Articles were excluded if: (1) they were review articles (no primary data); (2) no full text was available; (3) they were editorial letter/commentaries; (4) they were non-research letters; (5) they were case reports or case series; (6) included patients with acute pain or pain induced from cold-pressors; (7) were conference abstracts; (8) were articles without quantitative measurement of pain and analgesic effects; or (9) were studies including an insufficient number of participants (this was established to be five patients).

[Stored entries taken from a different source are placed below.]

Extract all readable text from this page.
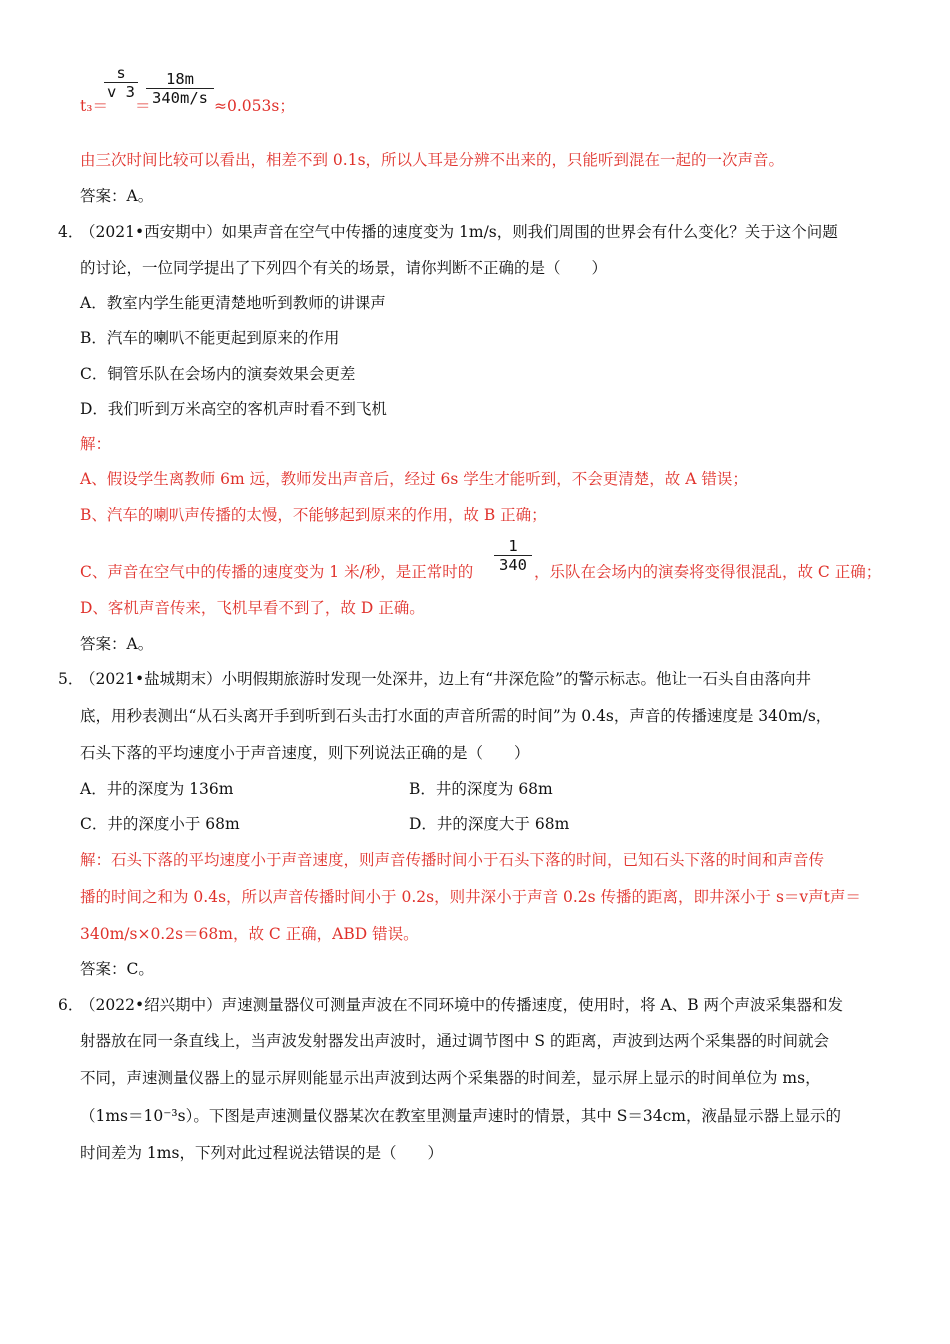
t₃＝
s
v 3
＝
18m
340m/s ≈0.053s；
由三次时间比较可以看出，相差不到 0.1s，所以人耳是分辨不出来的，只能听到混在一起的一次声音。
答案：A。
4．
（2021•西安期中）如果声音在空气中传播的速度变为 1m/s，则我们周围的世界会有什么变化？关于这个问题
的讨论，一位同学提出了下列四个有关的场景，请你判断不正确的是（　　）
A．教室内学生能更清楚地听到教师的讲课声
B．汽车的喇叭不能更起到原来的作用
C．铜管乐队在会场内的演奏效果会更差
D．我们听到万米高空的客机声时看不到飞机
解：
A、假设学生离教师 6m 远，教师发出声音后，经过 6s 学生才能听到，不会更清楚，故 A 错误；
B、汽车的喇叭声传播的太慢，不能够起到原来的作用，故 B 正确；
C、声音在空气中的传播的速度变为 1 米/秒，是正常时的
1
340 ，乐队在会场内的演奏将变得很混乱，故 C 正确；
D、客机声音传来，飞机早看不到了，故 D 正确。
答案：A。
5．
（2021•盐城期末）小明假期旅游时发现一处深井，边上有“井深危险”的警示标志。他让一石头自由落向井
底，用秒表测出“从石头离开手到听到石头击打水面的声音所需的时间”为 0.4s，声音的传播速度是 340m/s，
石头下落的平均速度小于声音速度，则下列说法正确的是（　　）
A．井的深度为 136m	B．井的深度为 68m
C．井的深度小于 68m	D．井的深度大于 68m
解：石头下落的平均速度小于声音速度，则声音传播时间小于石头下落的时间，已知石头下落的时间和声音传
播的时间之和为 0.4s，所以声音传播时间小于 0.2s，则井深小于声音 0.2s 传播的距离，即井深小于 s＝v声t声＝
340m/s×0.2s＝68m，故 C 正确，ABD 错误。
答案：C。
6．
（2022•绍兴期中）声速测量器仪可测量声波在不同环境中的传播速度，使用时，将 A、B 两个声波采集器和发
射器放在同一条直线上，当声波发射器发出声波时，通过调节图中 S 的距离，声波到达两个采集器的时间就会
不同，声速测量仪器上的显示屏则能显示出声波到达两个采集器的时间差，显示屏上显示的时间单位为 ms，
（1ms＝10⁻³s）。下图是声速测量仪器某次在教室里测量声速时的情景，其中 S＝34cm，液晶显示器上显示的
时间差为 1ms，下列对此过程说法错误的是（　　）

2.4. Study Selection, Data Extraction and Quality Assessment

Each identified article was evaluated individually to eliminate duplicates that did not meet the study criteria. A full-text review was completed if the abstract of relevant articles could not demonstrate specific results. Full texts were evaluated based on study exclusion and inclusion criteria. Data extraction was performed after full-text analysis was added to a data-collection form using Microsoft word. The study author extracted article details, such as study design, the sample size in intervention and control group, mean age, pain type, VR environments, pain location treatment condition, pain assessment method, and a summary of each article. The Newcastle–Ottawa Scale (NOS) was used to measure the bias of the study [41]. Only articles with NOS greater than 5 were included. The possible risk for publication bias was visualized using funnel plots. Figures referring to the analyses of the main study outcome (VAS results) are presented in the article. The plots do not show significant asymmetry. However, as the sample of the included articles was rather small, it is not possible to clearly assess the possibility of publication bias from the plots [42].

2.5. Outcome Measure

Assessment of the primary outcome included the visual analogue scale (VAS). Reported data for VAS were chosen post hoc as the primary outcome as the VAS scale is widely used in the literature and was the most commonly employed method in the articles included in the present review study. The secondary outcomes included the Tampa Scale for kinesiophobia (TSK), present pain intensity (PPI), Oswestry dysfunction index (ODI), and the neck disability index (NDI).
VAS measures pain intensity and patients rate pain intensity from 0–100 mm. The low score, i.e., (VAS: 0 mm), indicates no pain, and the high score (VAS: 100 mm) indicates severe pain. VAS’s minimal clinical important change (MCIC) shows a significant pain change if it varies by 25 mm. The VAS score was changed to 0–100 mm if VAS was measured at a different scale [43]. VAS and TSK have good validity and reliability in CLBP patients.
TSK is a subjective assessment of fear of re-injury and movement due to physical activity, measured using a 17-question inventory with answer possibilities ranging from 0–68. An high TSK score reflecting an high kinesiophobia [44].
The Oswestry Disability Index (ODI) and the Neck Disability Index (NDI) are questionnaires used to measure the permanent disability functions of patients for back and neck [45]. ODI consist of a 10-items for a total score from 0 to 100. No disability is represented by a score of 0–20, and a high level of disability is represented by a score of 80–100 [45]. NDI is measured using ten questions, where each one of the questions is answered on a 0–5 scale. The overall NDI questionnaire score range from a minimum of 0 to a maximum of 50. A low score represents a low neck disability while an a high score represents a high neck disability [46].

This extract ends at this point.